Both the Euro and British Pound ticked back from new 2-week highs, holding the Gold Price in Sterling at £570 an ounce, while French, German and Italian investors looking to Buy Gold today saw the price drift back to €663 - some €10 per ounce above this time last Thursday.
"Price action is currently gaining strength, but we will not see fresh buying come into the market until Gold can close above $943," says today's technical note from London market-makers Scotia Mocatta.
Another London dealer also points to that Dollar-price as "a major resistance level back in June."
Crude oil meantime slipped half-a-dollar to $61 per barrel. Government bonds ticked higher from Wednesday's sharp sell-off, pushing the 10-year US Treasury yield down to 3.77%.
US stock-market futures pointed higher again, after former investment-bank J.P.Morgan followed Goldman Sachs' forecast-beating report with record quarterly earnings up 36% from April-to-June last year.
Today's TIC report of investment flows into US securities showed foreign investors buying $17 billion of American equities in May, while central banks sold $22bn of Washington's government bonds.
Foreign owners also quit $43bn of short-term commercial US debt instruments, while US investors sent $37bn overseas to create a net outflow of nearly $67bn.
Almost twice the outflow of April, that was lower than record $88bn outflow seen in Feb.
"We have some room, but it's going to go quick," says a bank-vaulting source in Zurich to 20 Minuten Online in Switzerland today.
Under the headline "No more room for Gold Bullion", the site says Zurich Kantonalbank recently had to move part of its silver holdings to external vaults to make way for more Gold Bullion, held as part of its fast-growing ETF offering.
Investors looking to Buy Gold and store it in private, non-bank Swiss facilities using the BullionVault service grew their demand by 42% in the first half of 2009.

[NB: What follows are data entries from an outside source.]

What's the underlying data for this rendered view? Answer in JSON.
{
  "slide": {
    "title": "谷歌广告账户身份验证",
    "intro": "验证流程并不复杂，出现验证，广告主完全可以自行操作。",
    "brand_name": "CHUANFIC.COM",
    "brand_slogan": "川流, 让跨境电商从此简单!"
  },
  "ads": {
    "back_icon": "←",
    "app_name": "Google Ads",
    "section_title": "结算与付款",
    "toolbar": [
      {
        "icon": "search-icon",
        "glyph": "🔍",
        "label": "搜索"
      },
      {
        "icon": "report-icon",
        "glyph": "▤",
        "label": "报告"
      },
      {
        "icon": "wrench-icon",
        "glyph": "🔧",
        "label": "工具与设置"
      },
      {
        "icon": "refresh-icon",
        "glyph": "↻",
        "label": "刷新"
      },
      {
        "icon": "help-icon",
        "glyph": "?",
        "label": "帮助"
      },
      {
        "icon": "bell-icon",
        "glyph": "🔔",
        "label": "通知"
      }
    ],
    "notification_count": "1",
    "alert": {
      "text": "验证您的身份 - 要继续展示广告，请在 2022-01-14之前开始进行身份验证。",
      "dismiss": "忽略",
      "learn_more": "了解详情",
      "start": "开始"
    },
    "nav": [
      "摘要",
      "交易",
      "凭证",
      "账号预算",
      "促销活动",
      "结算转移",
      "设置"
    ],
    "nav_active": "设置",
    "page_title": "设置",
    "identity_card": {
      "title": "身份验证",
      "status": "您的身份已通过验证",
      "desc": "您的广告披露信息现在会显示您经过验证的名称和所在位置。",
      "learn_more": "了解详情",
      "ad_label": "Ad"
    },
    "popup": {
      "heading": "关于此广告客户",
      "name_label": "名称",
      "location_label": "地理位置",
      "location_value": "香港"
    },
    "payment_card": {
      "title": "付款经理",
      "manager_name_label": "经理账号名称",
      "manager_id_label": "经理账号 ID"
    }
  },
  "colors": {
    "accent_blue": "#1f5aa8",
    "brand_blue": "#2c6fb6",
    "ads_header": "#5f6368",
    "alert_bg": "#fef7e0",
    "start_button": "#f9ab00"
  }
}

"We're getting a lot of new enquiries at the moment," says 20 Minuten's banking source today. "It's first come, first served."

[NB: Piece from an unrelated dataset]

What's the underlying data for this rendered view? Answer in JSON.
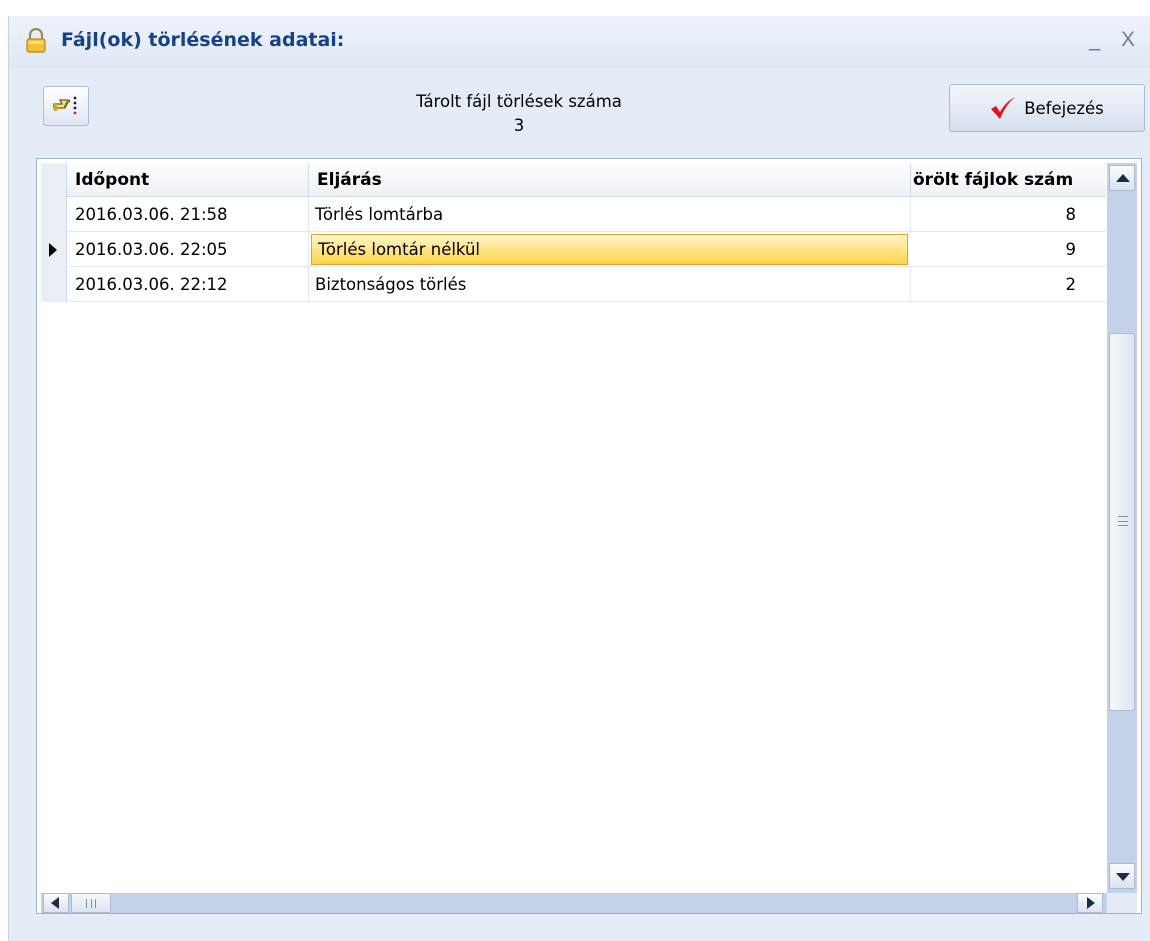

The Swiss National Bank (SNB) confirmed today that it only holds state gold reserves in its vaults.
Now standing at some 1,040 tonnes - down from 2,590 a decade ago, but still worth 38% of the country's foreign-exchange reserves - Switzerland's gold is also partly held in foreign countries, it said.

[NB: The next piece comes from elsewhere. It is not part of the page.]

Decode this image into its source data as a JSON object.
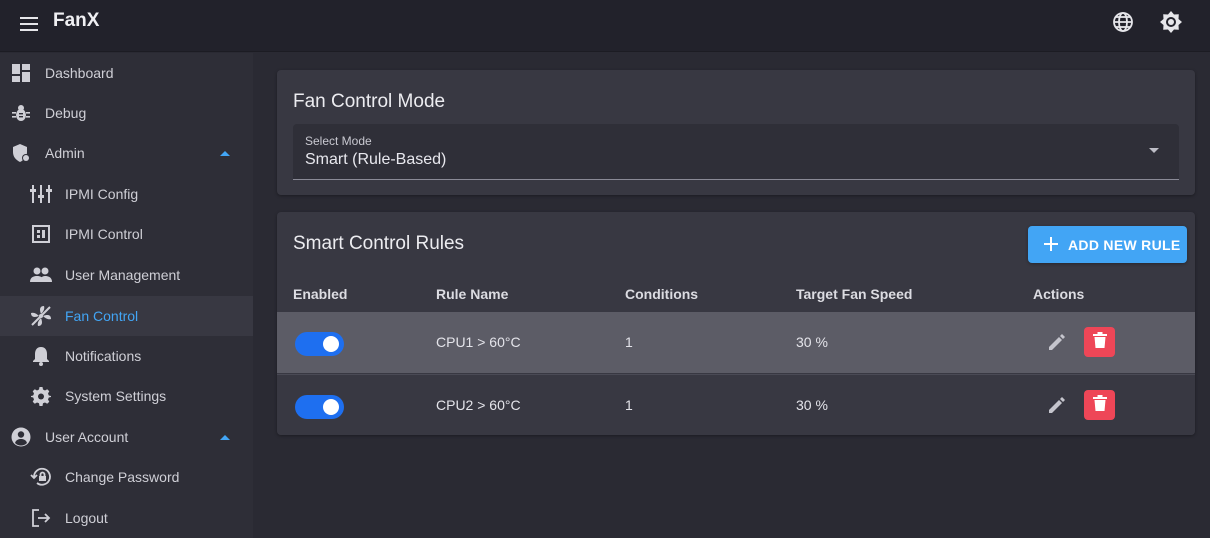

Swiss clearing provider SIS Clear says it's only dealing with banking counterparties, and is also running out of secure vaulting space.
South of the Alps, meanwhile, the Italian government was told by the European Central Bank (ECB) on Tuesday to halt plans to charge the Banca d'Italia capital gains tax of 6% annually on its bullion holdings.
The proposal, part of draft laws aimed at raising emergency cash for the public purse, comes as Rome's budget deficit for 2009 tops 5% of gross domestic product, well above the Eurozone's agreed limit.
No.4 in world rankings for central-bank gold with 2,451 tonnes, the Bank of Italy has so far joined the German Bundesbank - world No.2 behind the United States - in resisting all political calls to sell part of its reserves.
"Although the amounts that may be payable by the Banca d'Italia are difficult to ascertain," says the ECB in its open letter, "they could be substantial and would have an impact on the Banca d'Italia's gold reserves."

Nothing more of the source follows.